Das Problem der Verlage in Deutschland ist, dass sie (…) in den anderen Bereichen nicht wissbegierig lernen, sondern die digitale Realität verleugnen: Sie macht ja erst 0,5% des Umsatzes aus. (…) Denn bereit UND fit für die Transformation ist meiner Einschätzung nach ungefähr keiner, und zwar – man mag es glauben oder nicht – aus weitgehend romantischen Gründen. Und das passt im Guten wie im Schlechten dann doch ganz gut zur Buchbranche.

Einen Kernpunkt nennt aus meiner Sicht schon eher Marcel Weiss: Buchverlage sind keine Technologieunternehmen – Die Leute in den Verlagen sind nämlich nicht zu blöd zu kapieren, dass die digitale Welt wichtig ist (mal unabhängig von allen Diskussionsmöglichkeiten bzgl. Detail-Ansichten). Die Frage ist eher, wie der Übergang gestaltet werden kann. Wie können ausgehend von den bestehenden Strukturen und dem bestehenden Personal die Unternehmen so verändert werden, dass man sich fit macht für einen hoffentlich/vielleicht(?) entstehenden Markt, dessen Größe im Detail aber ungewiss ist, wobei zugleich noch möglichst viele Gewinne aus dem traditionellen Geschäft mitgenommen werden sollen. Wie muss man das organisatorisch aufsetzen – inhouse oder als Schnellboot anbei. Usw. usf. …

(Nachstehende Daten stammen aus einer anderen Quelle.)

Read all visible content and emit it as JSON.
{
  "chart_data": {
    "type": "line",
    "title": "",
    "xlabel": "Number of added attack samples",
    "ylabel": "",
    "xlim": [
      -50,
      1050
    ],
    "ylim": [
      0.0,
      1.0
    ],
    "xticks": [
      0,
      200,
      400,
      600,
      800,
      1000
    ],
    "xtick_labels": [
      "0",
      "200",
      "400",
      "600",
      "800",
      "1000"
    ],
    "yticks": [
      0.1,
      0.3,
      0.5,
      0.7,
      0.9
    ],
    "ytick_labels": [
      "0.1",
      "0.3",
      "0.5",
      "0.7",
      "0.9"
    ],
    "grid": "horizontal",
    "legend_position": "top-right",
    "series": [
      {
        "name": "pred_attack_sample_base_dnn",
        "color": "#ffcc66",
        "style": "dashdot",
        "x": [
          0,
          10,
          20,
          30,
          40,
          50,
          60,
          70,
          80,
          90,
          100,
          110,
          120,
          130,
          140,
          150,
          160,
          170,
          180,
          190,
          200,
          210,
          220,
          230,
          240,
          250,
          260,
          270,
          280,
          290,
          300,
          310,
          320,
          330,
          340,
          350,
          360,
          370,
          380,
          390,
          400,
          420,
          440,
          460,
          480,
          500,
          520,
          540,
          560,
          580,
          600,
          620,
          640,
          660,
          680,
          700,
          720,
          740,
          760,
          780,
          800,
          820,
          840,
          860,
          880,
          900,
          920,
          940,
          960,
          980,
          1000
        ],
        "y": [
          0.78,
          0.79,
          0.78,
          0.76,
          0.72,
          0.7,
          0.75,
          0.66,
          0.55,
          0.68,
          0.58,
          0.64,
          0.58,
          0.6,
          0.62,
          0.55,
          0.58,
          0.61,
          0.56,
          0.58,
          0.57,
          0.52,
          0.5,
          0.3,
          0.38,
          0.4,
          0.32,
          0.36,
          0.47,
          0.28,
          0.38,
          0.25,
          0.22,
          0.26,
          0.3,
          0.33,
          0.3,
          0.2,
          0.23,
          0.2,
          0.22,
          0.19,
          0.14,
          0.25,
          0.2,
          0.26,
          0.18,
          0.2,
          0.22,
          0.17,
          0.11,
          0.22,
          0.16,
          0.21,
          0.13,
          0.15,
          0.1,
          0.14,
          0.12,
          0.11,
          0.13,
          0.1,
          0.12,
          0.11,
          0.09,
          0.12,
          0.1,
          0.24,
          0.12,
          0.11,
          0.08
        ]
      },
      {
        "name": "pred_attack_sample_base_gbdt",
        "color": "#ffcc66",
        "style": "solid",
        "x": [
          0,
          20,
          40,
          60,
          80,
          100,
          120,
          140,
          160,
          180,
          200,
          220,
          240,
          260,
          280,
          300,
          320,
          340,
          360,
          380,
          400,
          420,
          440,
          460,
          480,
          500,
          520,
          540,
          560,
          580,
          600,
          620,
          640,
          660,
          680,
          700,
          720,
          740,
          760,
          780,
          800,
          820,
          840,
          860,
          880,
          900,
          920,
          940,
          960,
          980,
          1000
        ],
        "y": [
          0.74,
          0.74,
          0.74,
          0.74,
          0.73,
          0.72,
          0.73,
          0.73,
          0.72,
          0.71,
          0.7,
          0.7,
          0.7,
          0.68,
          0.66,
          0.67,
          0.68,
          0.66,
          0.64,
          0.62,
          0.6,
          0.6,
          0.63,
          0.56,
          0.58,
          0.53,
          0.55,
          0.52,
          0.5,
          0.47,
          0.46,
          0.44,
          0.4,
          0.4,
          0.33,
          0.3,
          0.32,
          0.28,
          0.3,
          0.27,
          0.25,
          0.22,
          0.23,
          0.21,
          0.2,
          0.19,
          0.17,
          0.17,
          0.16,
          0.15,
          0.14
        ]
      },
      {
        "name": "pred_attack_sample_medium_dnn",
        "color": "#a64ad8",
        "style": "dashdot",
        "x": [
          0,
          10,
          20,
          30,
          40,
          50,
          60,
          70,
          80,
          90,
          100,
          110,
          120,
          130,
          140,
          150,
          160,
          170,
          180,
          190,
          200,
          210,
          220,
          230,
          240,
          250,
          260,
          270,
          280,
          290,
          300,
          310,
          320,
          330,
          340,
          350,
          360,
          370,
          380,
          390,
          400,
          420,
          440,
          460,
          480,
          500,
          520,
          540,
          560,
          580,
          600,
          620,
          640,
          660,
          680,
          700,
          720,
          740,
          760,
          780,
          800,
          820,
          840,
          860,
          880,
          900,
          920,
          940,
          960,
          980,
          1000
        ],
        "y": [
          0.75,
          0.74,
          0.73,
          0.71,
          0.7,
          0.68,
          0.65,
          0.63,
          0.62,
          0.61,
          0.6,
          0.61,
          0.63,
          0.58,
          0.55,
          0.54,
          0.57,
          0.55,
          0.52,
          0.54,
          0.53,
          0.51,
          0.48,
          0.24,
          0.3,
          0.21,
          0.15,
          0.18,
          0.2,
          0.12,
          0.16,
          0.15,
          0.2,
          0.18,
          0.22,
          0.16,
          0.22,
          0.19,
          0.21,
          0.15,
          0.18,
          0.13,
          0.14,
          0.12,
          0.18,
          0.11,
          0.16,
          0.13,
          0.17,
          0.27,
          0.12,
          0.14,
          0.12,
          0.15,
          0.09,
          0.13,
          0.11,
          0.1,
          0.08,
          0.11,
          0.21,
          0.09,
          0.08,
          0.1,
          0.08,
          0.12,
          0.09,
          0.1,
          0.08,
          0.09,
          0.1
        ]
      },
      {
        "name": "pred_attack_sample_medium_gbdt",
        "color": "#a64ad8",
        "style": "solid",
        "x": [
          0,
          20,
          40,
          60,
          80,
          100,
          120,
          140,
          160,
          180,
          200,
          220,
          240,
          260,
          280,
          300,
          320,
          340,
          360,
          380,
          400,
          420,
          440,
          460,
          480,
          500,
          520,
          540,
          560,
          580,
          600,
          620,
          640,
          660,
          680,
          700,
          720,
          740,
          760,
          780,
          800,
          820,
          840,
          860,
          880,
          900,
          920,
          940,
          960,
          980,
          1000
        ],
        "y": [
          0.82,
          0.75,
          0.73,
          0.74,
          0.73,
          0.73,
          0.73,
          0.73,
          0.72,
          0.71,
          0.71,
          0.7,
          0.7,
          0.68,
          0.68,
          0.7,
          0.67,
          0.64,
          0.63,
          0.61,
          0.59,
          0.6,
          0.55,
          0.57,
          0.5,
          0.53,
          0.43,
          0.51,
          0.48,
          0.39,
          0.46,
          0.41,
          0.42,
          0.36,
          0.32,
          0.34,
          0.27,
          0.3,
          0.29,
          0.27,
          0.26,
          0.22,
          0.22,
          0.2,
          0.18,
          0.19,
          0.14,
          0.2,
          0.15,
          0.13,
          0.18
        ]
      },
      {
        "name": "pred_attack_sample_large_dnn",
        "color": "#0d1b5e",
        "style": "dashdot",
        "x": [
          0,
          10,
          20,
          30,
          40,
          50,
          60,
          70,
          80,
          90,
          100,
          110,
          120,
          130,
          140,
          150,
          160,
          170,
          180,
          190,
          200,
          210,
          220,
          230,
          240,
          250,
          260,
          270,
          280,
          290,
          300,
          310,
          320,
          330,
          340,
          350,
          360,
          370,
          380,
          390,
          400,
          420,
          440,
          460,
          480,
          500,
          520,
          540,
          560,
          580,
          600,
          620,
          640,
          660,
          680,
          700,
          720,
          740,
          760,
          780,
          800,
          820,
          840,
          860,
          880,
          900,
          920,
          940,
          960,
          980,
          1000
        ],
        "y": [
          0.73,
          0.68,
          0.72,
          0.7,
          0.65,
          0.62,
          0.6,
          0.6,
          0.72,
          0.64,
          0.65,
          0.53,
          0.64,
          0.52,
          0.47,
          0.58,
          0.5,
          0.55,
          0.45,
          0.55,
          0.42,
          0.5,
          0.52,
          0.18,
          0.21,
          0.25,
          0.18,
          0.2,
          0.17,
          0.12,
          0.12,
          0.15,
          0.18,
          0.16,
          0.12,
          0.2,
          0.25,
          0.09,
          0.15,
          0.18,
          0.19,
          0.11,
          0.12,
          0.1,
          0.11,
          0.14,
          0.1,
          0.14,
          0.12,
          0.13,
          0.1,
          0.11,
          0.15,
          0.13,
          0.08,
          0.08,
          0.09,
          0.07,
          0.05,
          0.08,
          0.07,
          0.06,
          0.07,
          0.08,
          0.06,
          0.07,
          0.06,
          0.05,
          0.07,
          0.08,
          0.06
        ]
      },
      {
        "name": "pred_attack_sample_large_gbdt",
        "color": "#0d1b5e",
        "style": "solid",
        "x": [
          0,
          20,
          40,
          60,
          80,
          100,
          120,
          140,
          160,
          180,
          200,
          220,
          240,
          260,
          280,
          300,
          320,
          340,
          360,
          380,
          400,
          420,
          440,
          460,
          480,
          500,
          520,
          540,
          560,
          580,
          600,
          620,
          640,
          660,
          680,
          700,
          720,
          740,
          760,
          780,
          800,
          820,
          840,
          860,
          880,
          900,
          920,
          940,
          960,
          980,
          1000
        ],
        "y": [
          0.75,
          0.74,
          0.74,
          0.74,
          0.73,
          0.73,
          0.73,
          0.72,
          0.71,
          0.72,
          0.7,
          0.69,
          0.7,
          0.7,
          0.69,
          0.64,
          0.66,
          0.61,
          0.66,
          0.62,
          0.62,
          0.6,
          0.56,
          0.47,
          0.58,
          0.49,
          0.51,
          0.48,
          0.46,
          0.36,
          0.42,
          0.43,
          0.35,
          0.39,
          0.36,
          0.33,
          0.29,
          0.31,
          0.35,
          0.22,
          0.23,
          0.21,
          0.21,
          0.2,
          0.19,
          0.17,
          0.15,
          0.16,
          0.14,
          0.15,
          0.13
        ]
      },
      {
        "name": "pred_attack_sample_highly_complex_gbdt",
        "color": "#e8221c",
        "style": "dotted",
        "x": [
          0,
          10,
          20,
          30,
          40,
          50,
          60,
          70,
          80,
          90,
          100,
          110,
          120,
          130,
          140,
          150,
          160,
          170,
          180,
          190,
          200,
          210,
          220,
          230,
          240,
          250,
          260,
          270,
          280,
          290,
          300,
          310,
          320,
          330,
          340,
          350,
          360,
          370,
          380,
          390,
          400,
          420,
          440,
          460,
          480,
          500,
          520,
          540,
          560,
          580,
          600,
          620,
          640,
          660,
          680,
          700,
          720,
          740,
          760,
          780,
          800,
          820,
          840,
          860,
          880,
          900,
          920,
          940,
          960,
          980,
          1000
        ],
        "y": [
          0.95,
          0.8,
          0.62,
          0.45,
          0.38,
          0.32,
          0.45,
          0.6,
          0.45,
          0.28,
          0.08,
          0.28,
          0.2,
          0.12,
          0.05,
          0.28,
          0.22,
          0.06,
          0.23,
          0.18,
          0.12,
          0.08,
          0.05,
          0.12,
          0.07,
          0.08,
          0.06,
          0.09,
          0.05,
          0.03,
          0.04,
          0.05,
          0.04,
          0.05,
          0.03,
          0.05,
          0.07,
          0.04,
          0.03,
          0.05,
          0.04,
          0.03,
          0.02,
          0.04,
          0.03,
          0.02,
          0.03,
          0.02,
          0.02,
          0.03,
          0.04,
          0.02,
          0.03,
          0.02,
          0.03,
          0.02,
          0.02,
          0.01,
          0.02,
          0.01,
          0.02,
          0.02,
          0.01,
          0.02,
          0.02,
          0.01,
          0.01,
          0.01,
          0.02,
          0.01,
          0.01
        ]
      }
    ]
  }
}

Ein Begriff der auch gar nicht fällt ist der der Rechte. Bei E-Books erwerbe ich ja nichts anderes als bestimmte Nutzungsrechte. Ein Buchmarkt der Zukunft bedeutet Rechtehandel. Wie geht man als Verlag damit um und was sind passende Geschäftsmodelle dafür. Fragen über Fragen :)

Wie gesagt, ich finde es super, dass meinem Eindruck nach das Interesse am Buchmarkt steigt. Das dürfte noch zunehmen, je mehr Leute selbst zu Autoren werden.

Ansich sollten wir zusammen gezielt Anlässe schaffen („Think Tank“), bei denen sich Leute aus der Internet-Szene und der Buchbranche zusammen setzen und die Sache vorantreiben.

Wer in Frankfurt wohnt, kann gern zu unseren Publishing-Stammtischen kommen. Es gibt regelmäßige Austauschmöglichkeiten u.a. auch in Stuttgart und in Köln. Es gibt auch zunehmend im Buchbereich interaktive Veranstaltungsformate wie das BuchCamp (nächstes Mal im Mai 2012).

Wie können wir die Diskussion sonst noch voranbringen?